Pang Wei, Coghill George M
School of Natural and Computing Sciences, University of Aberdeen, Aberdeen AB24 3UE, UK.
Appl Soft Comput. 2015 Feb;27:148-157. doi: 10.1016/j.asoc.2014.11.008.
In this paper, we explore the application of Opt-AiNet, an immune network approach for search and optimisation problems, to learning qualitative models in the form of qualitative differential equations. The Opt-AiNet algorithm is adapted to qualitative model learning problems, resulting in the proposed system QML-AiNet. The potential of QML-AiNet to address the scalability and multimodal search space issues of qualitative model learning has been investigated. More importantly, to further improve the efficiency of QML-AiNet, we also modify the mutation operator according to the features of discrete qualitative model space. Experimental results show that the performance of QML-AiNet is comparable to QML-CLONALG, a QML system using the clonal selection algorithm (CLONALG). More importantly, QML-AiNet with the modified mutation operator can significantly improve the scalability of QML and is much more efficient than QML-CLONALG.

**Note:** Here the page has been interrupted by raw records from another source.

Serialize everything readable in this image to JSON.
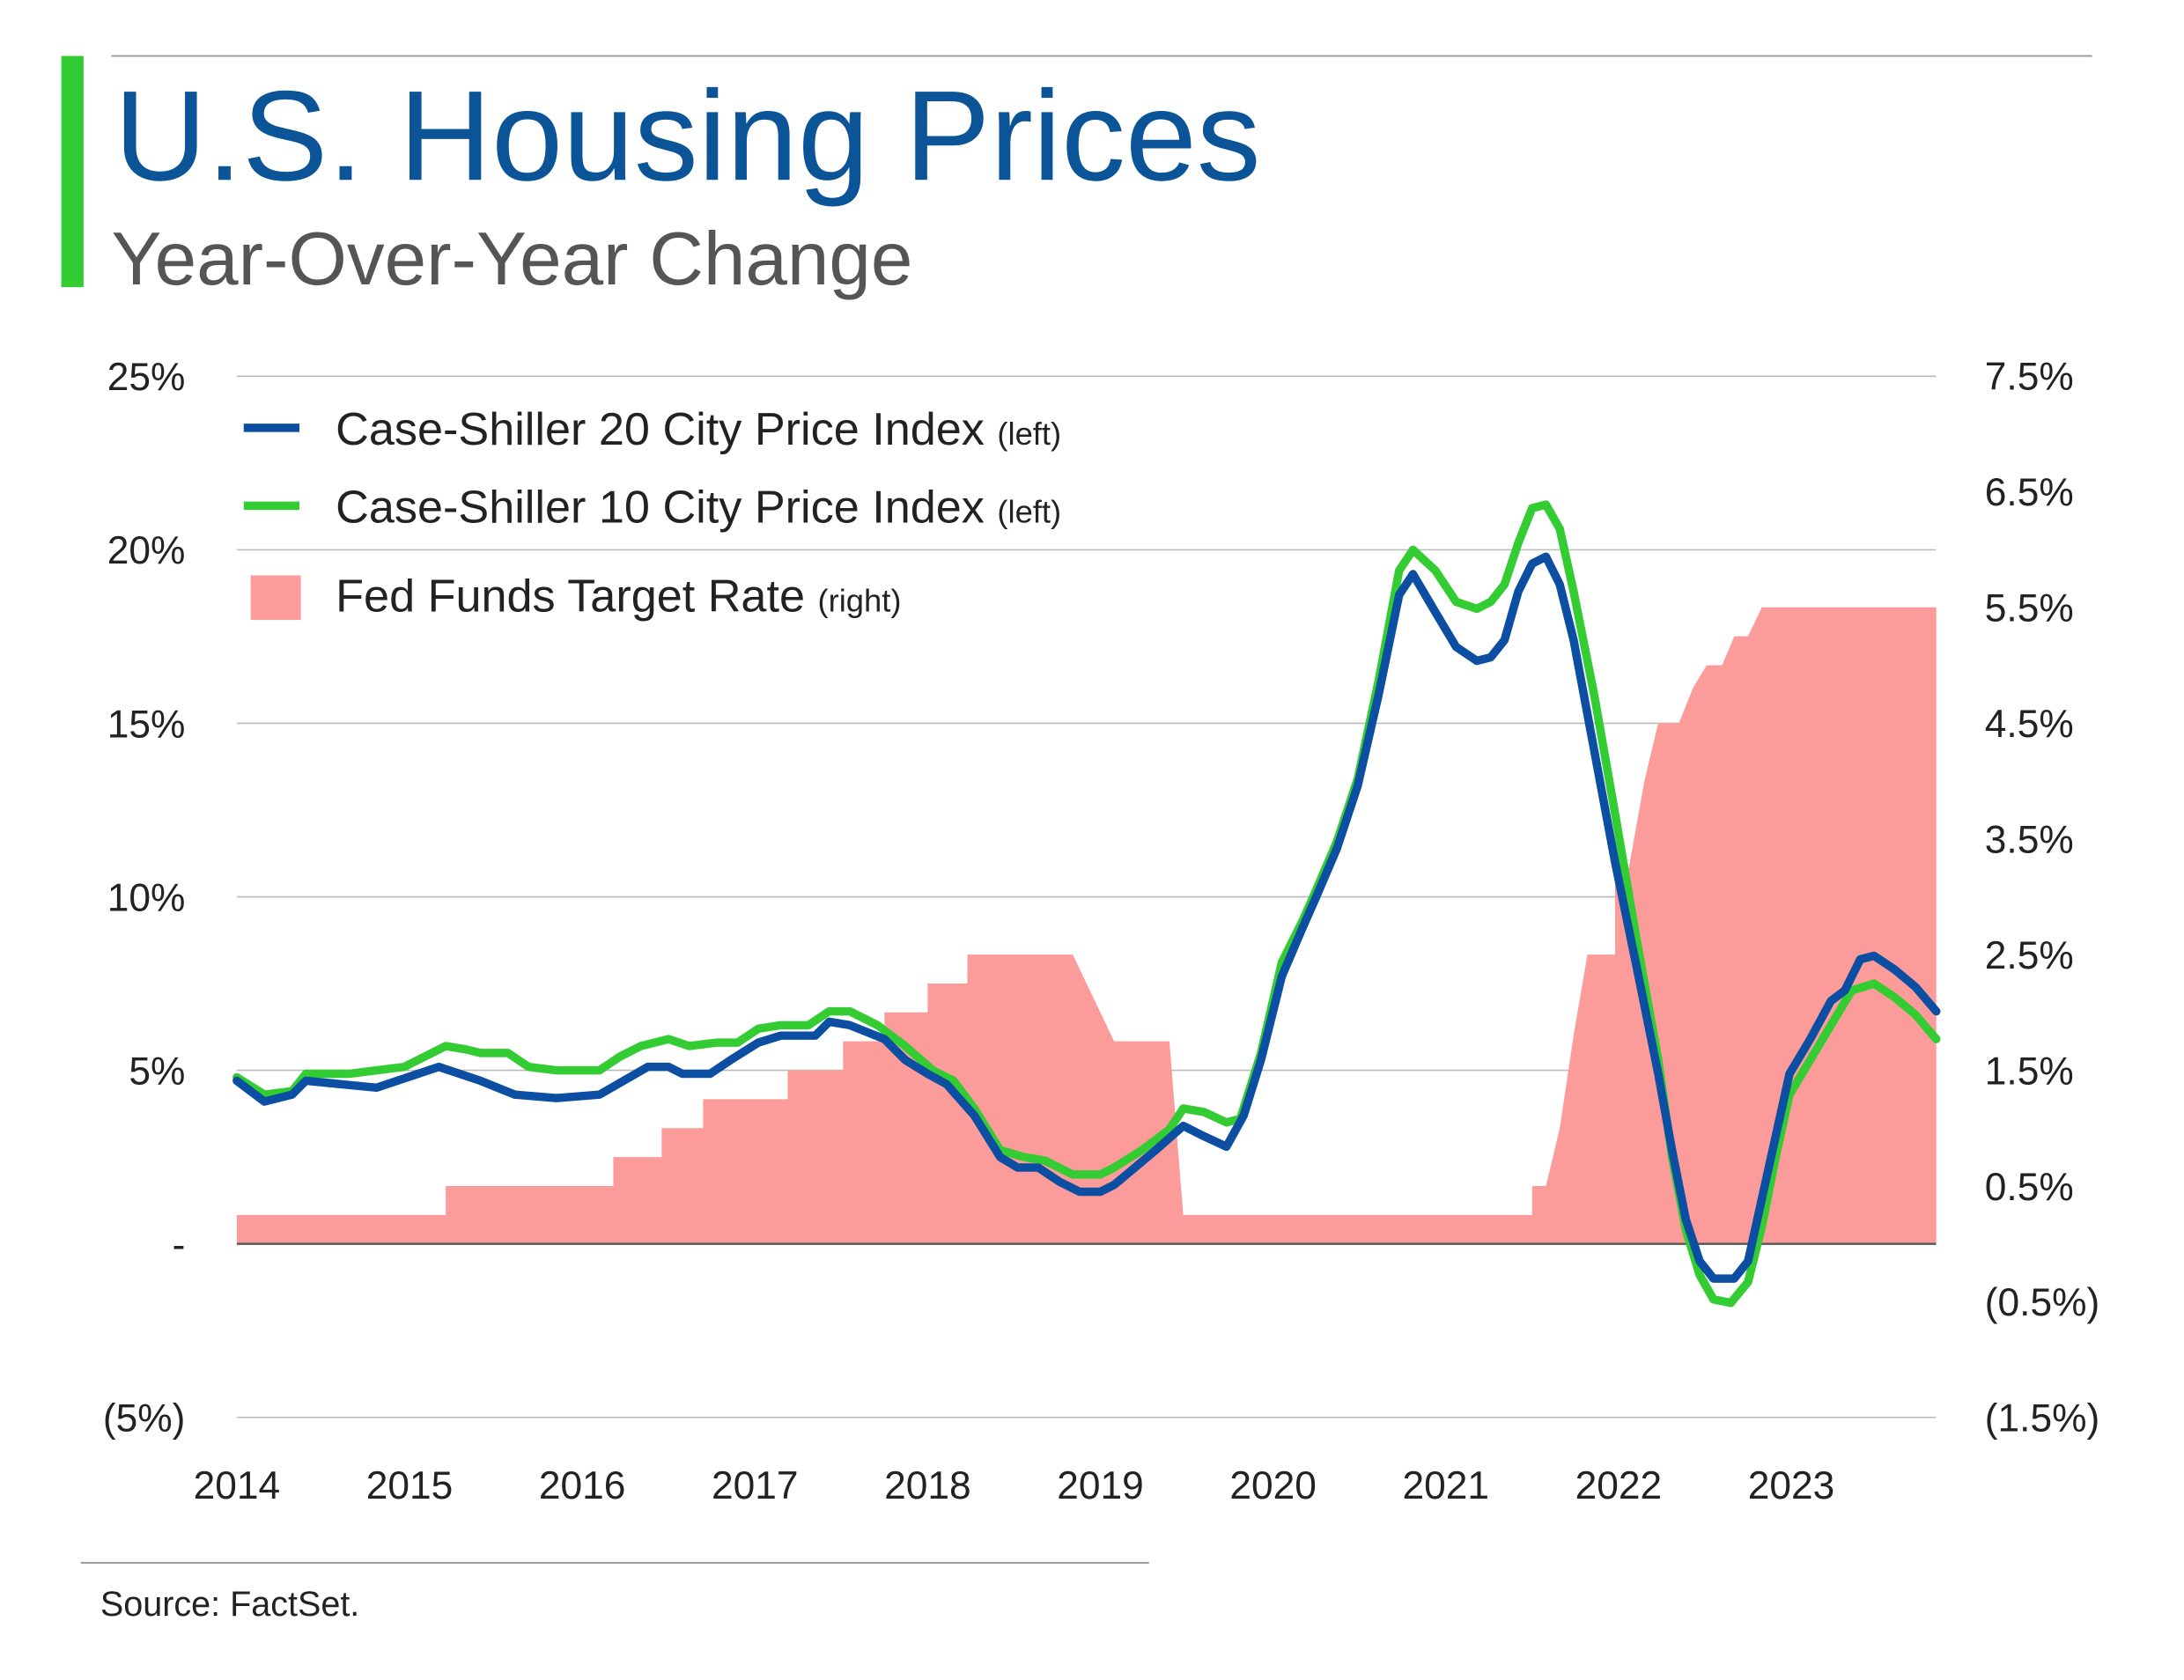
{
  "header": {
    "title": "U.S. Housing Prices",
    "subtitle": "Year-Over-Year Change"
  },
  "footer": {
    "source": "Source: FactSet."
  },
  "colors": {
    "cs20": "#0b4ea2",
    "cs10": "#33cc33",
    "fed": "#fc9c9a",
    "title": "#0a5497",
    "accent_bar": "#33cc33"
  },
  "chart_data": {
    "type": "line",
    "title": "U.S. Housing Prices",
    "subtitle": "Year-Over-Year Change",
    "xlim": [
      2014,
      2023.84
    ],
    "ylim_left": [
      -5,
      25
    ],
    "ylim_right": [
      -1.5,
      7.5
    ],
    "grid": true,
    "legend_placement": "top-left",
    "x_ticks": [
      "2014",
      "2015",
      "2016",
      "2017",
      "2018",
      "2019",
      "2020",
      "2021",
      "2022",
      "2023"
    ],
    "left_ticks": [
      {
        "v": 25,
        "label": "25%"
      },
      {
        "v": 20,
        "label": "20%"
      },
      {
        "v": 15,
        "label": "15%"
      },
      {
        "v": 10,
        "label": "10%"
      },
      {
        "v": 5,
        "label": "5%"
      },
      {
        "v": 0,
        "label": "-"
      },
      {
        "v": -5,
        "label": "(5%)"
      }
    ],
    "right_ticks": [
      {
        "v": 7.5,
        "label": "7.5%"
      },
      {
        "v": 6.5,
        "label": "6.5%"
      },
      {
        "v": 5.5,
        "label": "5.5%"
      },
      {
        "v": 4.5,
        "label": "4.5%"
      },
      {
        "v": 3.5,
        "label": "3.5%"
      },
      {
        "v": 2.5,
        "label": "2.5%"
      },
      {
        "v": 1.5,
        "label": "1.5%"
      },
      {
        "v": 0.5,
        "label": "0.5%"
      },
      {
        "v": -0.5,
        "label": "(0.5%)"
      },
      {
        "v": -1.5,
        "label": "(1.5%)"
      }
    ],
    "series": [
      {
        "name": "Case-Shiller 20 City Price Index",
        "axis_note": "(left)",
        "axis": "left",
        "type": "line",
        "points": [
          [
            2014.0,
            4.7
          ],
          [
            2014.16,
            4.1
          ],
          [
            2014.32,
            4.3
          ],
          [
            2014.4,
            4.7
          ],
          [
            2014.81,
            4.5
          ],
          [
            2015.05,
            4.9
          ],
          [
            2015.17,
            5.1
          ],
          [
            2015.41,
            4.7
          ],
          [
            2015.61,
            4.3
          ],
          [
            2015.85,
            4.2
          ],
          [
            2016.1,
            4.3
          ],
          [
            2016.38,
            5.1
          ],
          [
            2016.5,
            5.1
          ],
          [
            2016.58,
            4.9
          ],
          [
            2016.74,
            4.9
          ],
          [
            2016.86,
            5.3
          ],
          [
            2017.02,
            5.8
          ],
          [
            2017.15,
            6.0
          ],
          [
            2017.35,
            6.0
          ],
          [
            2017.43,
            6.4
          ],
          [
            2017.55,
            6.3
          ],
          [
            2017.75,
            5.9
          ],
          [
            2017.87,
            5.3
          ],
          [
            2018.0,
            4.9
          ],
          [
            2018.11,
            4.6
          ],
          [
            2018.27,
            3.7
          ],
          [
            2018.42,
            2.5
          ],
          [
            2018.52,
            2.2
          ],
          [
            2018.64,
            2.2
          ],
          [
            2018.76,
            1.8
          ],
          [
            2018.88,
            1.5
          ],
          [
            2019.0,
            1.5
          ],
          [
            2019.08,
            1.7
          ],
          [
            2019.2,
            2.2
          ],
          [
            2019.32,
            2.7
          ],
          [
            2019.48,
            3.4
          ],
          [
            2019.6,
            3.1
          ],
          [
            2019.73,
            2.8
          ],
          [
            2019.83,
            3.7
          ],
          [
            2019.93,
            5.3
          ],
          [
            2020.05,
            7.7
          ],
          [
            2020.17,
            9.1
          ],
          [
            2020.25,
            10.0
          ],
          [
            2020.37,
            11.4
          ],
          [
            2020.49,
            13.2
          ],
          [
            2020.61,
            15.8
          ],
          [
            2020.73,
            18.7
          ],
          [
            2020.81,
            19.3
          ],
          [
            2020.94,
            18.2
          ],
          [
            2021.06,
            17.2
          ],
          [
            2021.18,
            16.8
          ],
          [
            2021.26,
            16.9
          ],
          [
            2021.34,
            17.4
          ],
          [
            2021.42,
            18.8
          ],
          [
            2021.5,
            19.6
          ],
          [
            2021.58,
            19.8
          ],
          [
            2021.66,
            19.0
          ],
          [
            2021.74,
            17.4
          ],
          [
            2021.86,
            14.2
          ],
          [
            2021.98,
            11.0
          ],
          [
            2022.1,
            8.1
          ],
          [
            2022.23,
            4.9
          ],
          [
            2022.31,
            2.7
          ],
          [
            2022.39,
            0.7
          ],
          [
            2022.47,
            -0.5
          ],
          [
            2022.55,
            -1.0
          ],
          [
            2022.67,
            -1.0
          ],
          [
            2022.75,
            -0.5
          ],
          [
            2022.83,
            1.3
          ],
          [
            2022.91,
            3.1
          ],
          [
            2022.99,
            4.9
          ],
          [
            2023.11,
            5.9
          ],
          [
            2023.23,
            7.0
          ],
          [
            2023.31,
            7.3
          ],
          [
            2023.4,
            8.2
          ],
          [
            2023.48,
            8.3
          ],
          [
            2023.6,
            7.9
          ],
          [
            2023.72,
            7.4
          ],
          [
            2023.84,
            6.7
          ]
        ]
      },
      {
        "name": "Case-Shiller 10 City Price Index",
        "axis_note": "(left)",
        "axis": "left",
        "type": "line",
        "points": [
          [
            2014.0,
            4.8
          ],
          [
            2014.16,
            4.3
          ],
          [
            2014.32,
            4.4
          ],
          [
            2014.4,
            4.9
          ],
          [
            2014.65,
            4.9
          ],
          [
            2014.81,
            5.0
          ],
          [
            2014.97,
            5.1
          ],
          [
            2015.13,
            5.5
          ],
          [
            2015.21,
            5.7
          ],
          [
            2015.33,
            5.6
          ],
          [
            2015.41,
            5.5
          ],
          [
            2015.57,
            5.5
          ],
          [
            2015.69,
            5.1
          ],
          [
            2015.85,
            5.0
          ],
          [
            2016.1,
            5.0
          ],
          [
            2016.22,
            5.4
          ],
          [
            2016.34,
            5.7
          ],
          [
            2016.5,
            5.9
          ],
          [
            2016.62,
            5.7
          ],
          [
            2016.78,
            5.8
          ],
          [
            2016.9,
            5.8
          ],
          [
            2017.02,
            6.2
          ],
          [
            2017.15,
            6.3
          ],
          [
            2017.31,
            6.3
          ],
          [
            2017.43,
            6.7
          ],
          [
            2017.55,
            6.7
          ],
          [
            2017.71,
            6.3
          ],
          [
            2017.87,
            5.7
          ],
          [
            2018.03,
            5.0
          ],
          [
            2018.15,
            4.7
          ],
          [
            2018.27,
            3.9
          ],
          [
            2018.42,
            2.7
          ],
          [
            2018.56,
            2.5
          ],
          [
            2018.68,
            2.4
          ],
          [
            2018.84,
            2.0
          ],
          [
            2019.0,
            2.0
          ],
          [
            2019.08,
            2.2
          ],
          [
            2019.24,
            2.7
          ],
          [
            2019.4,
            3.3
          ],
          [
            2019.48,
            3.9
          ],
          [
            2019.6,
            3.8
          ],
          [
            2019.73,
            3.5
          ],
          [
            2019.81,
            3.6
          ],
          [
            2019.93,
            5.5
          ],
          [
            2020.05,
            8.1
          ],
          [
            2020.17,
            9.3
          ],
          [
            2020.25,
            10.2
          ],
          [
            2020.37,
            11.6
          ],
          [
            2020.49,
            13.4
          ],
          [
            2020.61,
            16.2
          ],
          [
            2020.73,
            19.4
          ],
          [
            2020.81,
            20.0
          ],
          [
            2020.94,
            19.4
          ],
          [
            2021.06,
            18.5
          ],
          [
            2021.18,
            18.3
          ],
          [
            2021.26,
            18.5
          ],
          [
            2021.34,
            19.0
          ],
          [
            2021.42,
            20.2
          ],
          [
            2021.5,
            21.2
          ],
          [
            2021.58,
            21.3
          ],
          [
            2021.66,
            20.6
          ],
          [
            2021.74,
            18.8
          ],
          [
            2021.86,
            15.8
          ],
          [
            2021.98,
            12.4
          ],
          [
            2022.1,
            8.9
          ],
          [
            2022.23,
            5.3
          ],
          [
            2022.31,
            2.5
          ],
          [
            2022.39,
            0.4
          ],
          [
            2022.47,
            -0.9
          ],
          [
            2022.55,
            -1.6
          ],
          [
            2022.65,
            -1.7
          ],
          [
            2022.75,
            -1.1
          ],
          [
            2022.83,
            0.5
          ],
          [
            2022.91,
            2.5
          ],
          [
            2022.99,
            4.3
          ],
          [
            2023.11,
            5.3
          ],
          [
            2023.23,
            6.3
          ],
          [
            2023.35,
            7.3
          ],
          [
            2023.48,
            7.5
          ],
          [
            2023.6,
            7.1
          ],
          [
            2023.72,
            6.6
          ],
          [
            2023.84,
            5.9
          ]
        ]
      },
      {
        "name": "Fed Funds Target Rate",
        "axis_note": "(right)",
        "axis": "right",
        "type": "area",
        "points": [
          [
            2014,
            0.25
          ],
          [
            2015.21,
            0.25
          ],
          [
            2015.21,
            0.5
          ],
          [
            2016.18,
            0.5
          ],
          [
            2016.18,
            0.75
          ],
          [
            2016.46,
            0.75
          ],
          [
            2016.46,
            1.0
          ],
          [
            2016.7,
            1.0
          ],
          [
            2016.7,
            1.25
          ],
          [
            2017.19,
            1.25
          ],
          [
            2017.19,
            1.5
          ],
          [
            2017.51,
            1.5
          ],
          [
            2017.51,
            1.75
          ],
          [
            2017.75,
            1.75
          ],
          [
            2017.75,
            2.0
          ],
          [
            2018.0,
            2.0
          ],
          [
            2018.0,
            2.25
          ],
          [
            2018.23,
            2.25
          ],
          [
            2018.23,
            2.5
          ],
          [
            2018.84,
            2.5
          ],
          [
            2019.08,
            1.75
          ],
          [
            2019.4,
            1.75
          ],
          [
            2019.48,
            0.25
          ],
          [
            2021.5,
            0.25
          ],
          [
            2021.5,
            0.5
          ],
          [
            2021.58,
            0.5
          ],
          [
            2021.66,
            1.0
          ],
          [
            2021.74,
            1.8
          ],
          [
            2021.82,
            2.5
          ],
          [
            2021.98,
            2.5
          ],
          [
            2021.98,
            3.25
          ],
          [
            2022.06,
            3.25
          ],
          [
            2022.15,
            4.0
          ],
          [
            2022.23,
            4.5
          ],
          [
            2022.35,
            4.5
          ],
          [
            2022.43,
            4.8
          ],
          [
            2022.51,
            5.0
          ],
          [
            2022.6,
            5.0
          ],
          [
            2022.67,
            5.25
          ],
          [
            2022.75,
            5.25
          ],
          [
            2022.83,
            5.5
          ],
          [
            2023.84,
            5.5
          ]
        ]
      }
    ]
  }
}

在本文中,我们探索将Opt - AiNet(一种用于搜索和优化问题的免疫网络方法)应用于以定性微分方程形式学习定性模型。Opt - AiNet算法被适配于定性模型学习问题,从而产生了所提出的系统QML - AiNet。我们研究了QML - AiNet解决定性模型学习中的可扩展性和多模态搜索空间问题的潜力。更重要的是,为了进一步提高QML - AiNet的效率,我们还根据离散定性模型空间的特征修改了变异算子。实验结果表明,QML - AiNet的性能与使用克隆选择算法(CLONALG)的QML系统QML - CLONALG相当。更重要的是,具有修改后变异算子的QML - AiNet可以显著提高QML的可扩展性,并且比QML - CLONALG效率更高。